Yüksek duvarların gerisinde iddialı kahkahalar duyuluyor. O an dünyanın en mutlu kişisi olduğunu ispatlamak istercesine iddialı... Yarınını garantiye almanın rahatlığıyla ağızdan çıkan neşeli ve ironik cümleler kulaklarda:

- Anı yaşayacaksın şekerim !

Ve duvarın öte yanında, gerçekten "an"ı yaşayan fakir bir genç. Ne geçmişi, ne geleceği; elde avuçta kalan son şeyi olan "an"larıyla yaşayan genç. Sorsan söyleyemeyeceği geçmişi, sorsan "bilmem ki" diyip dudak bükeceği geleceğini yolun kenarına atalı çok olmuş. Artık yolculuğun tek amacı, "an"ları sağ salim yan yana dizmek, kendi yaptığı bu "hayat tespihi"ni her çektiğinde "ya sabır" demek... "Ya sabır, bu günler de geçer inşallah!"

Bu gözler böyle dengesiz duran çok tahterevalli gördü bu zamana dek.

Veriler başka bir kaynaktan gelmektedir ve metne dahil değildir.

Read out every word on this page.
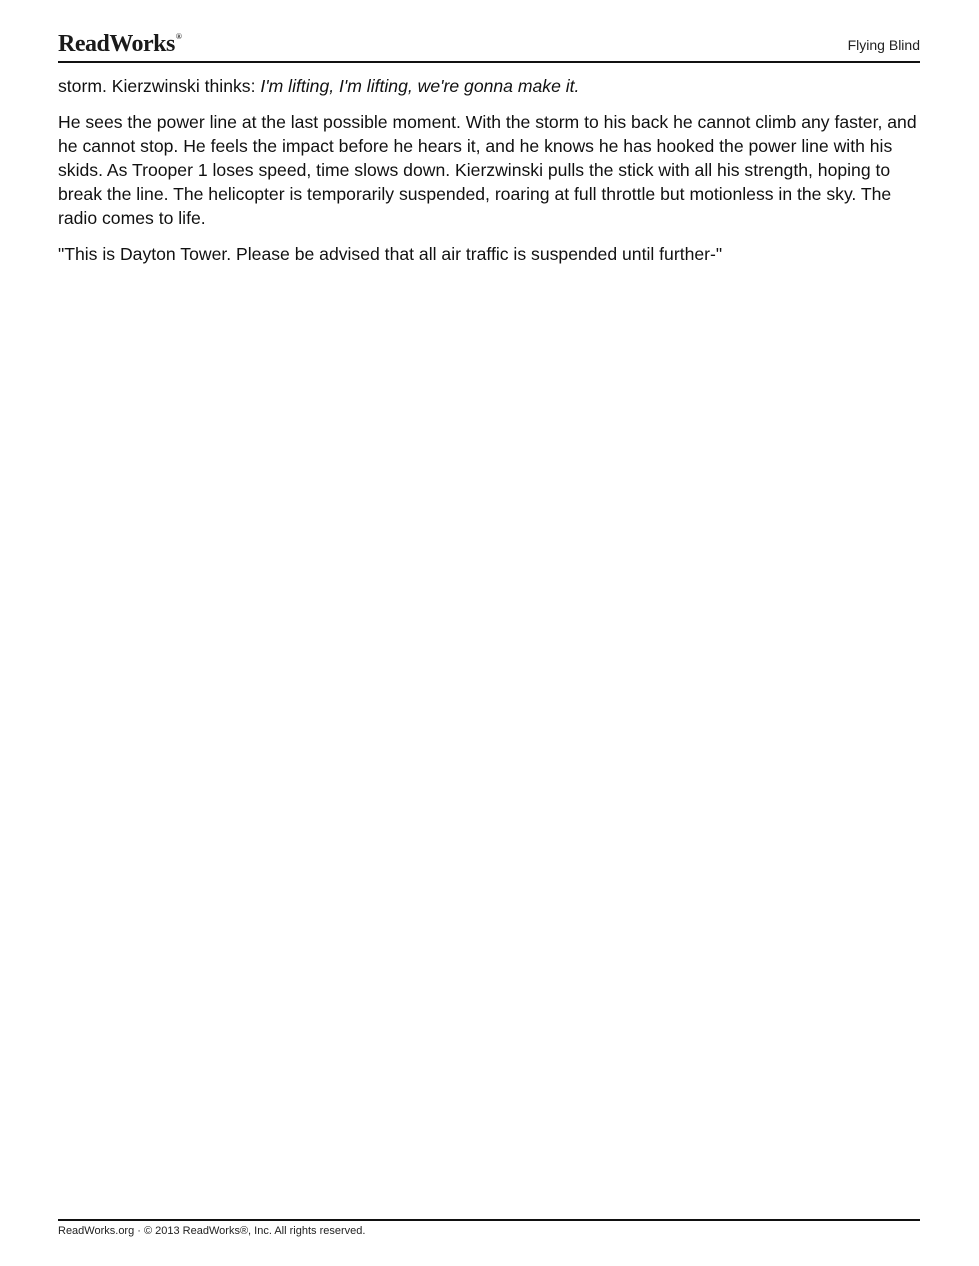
ReadWorks®
Flying Blind

storm. Kierzwinski thinks: I'm lifting, I'm lifting, we're gonna make it.

He sees the power line at the last possible moment. With the storm to his back he cannot climb any faster, and he cannot stop. He feels the impact before he hears it, and he knows he has hooked the power line with his skids. As Trooper 1 loses speed, time slows down. Kierzwinski pulls the stick with all his strength, hoping to break the line. The helicopter is temporarily suspended, roaring at full throttle but motionless in the sky. The radio comes to life.

"This is Dayton Tower. Please be advised that all air traffic is suspended until further-"

ReadWorks.org · © 2013 ReadWorks®, Inc. All rights reserved.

Tepede duran güneşin sıcak bir tavaya çevirdiği otobanda, sıkışıp duran arabaların egzozlarını soluyan küçücük çocuğun, o sıcakta sattığı sulardan birini bile açıp içememesini de gördü bu gözler; yalnızca bir jip camı uzaklığındaki yaşıtının, elindeki yeni elektronik oyuncağıyla bağırış çağırış oynamasını da...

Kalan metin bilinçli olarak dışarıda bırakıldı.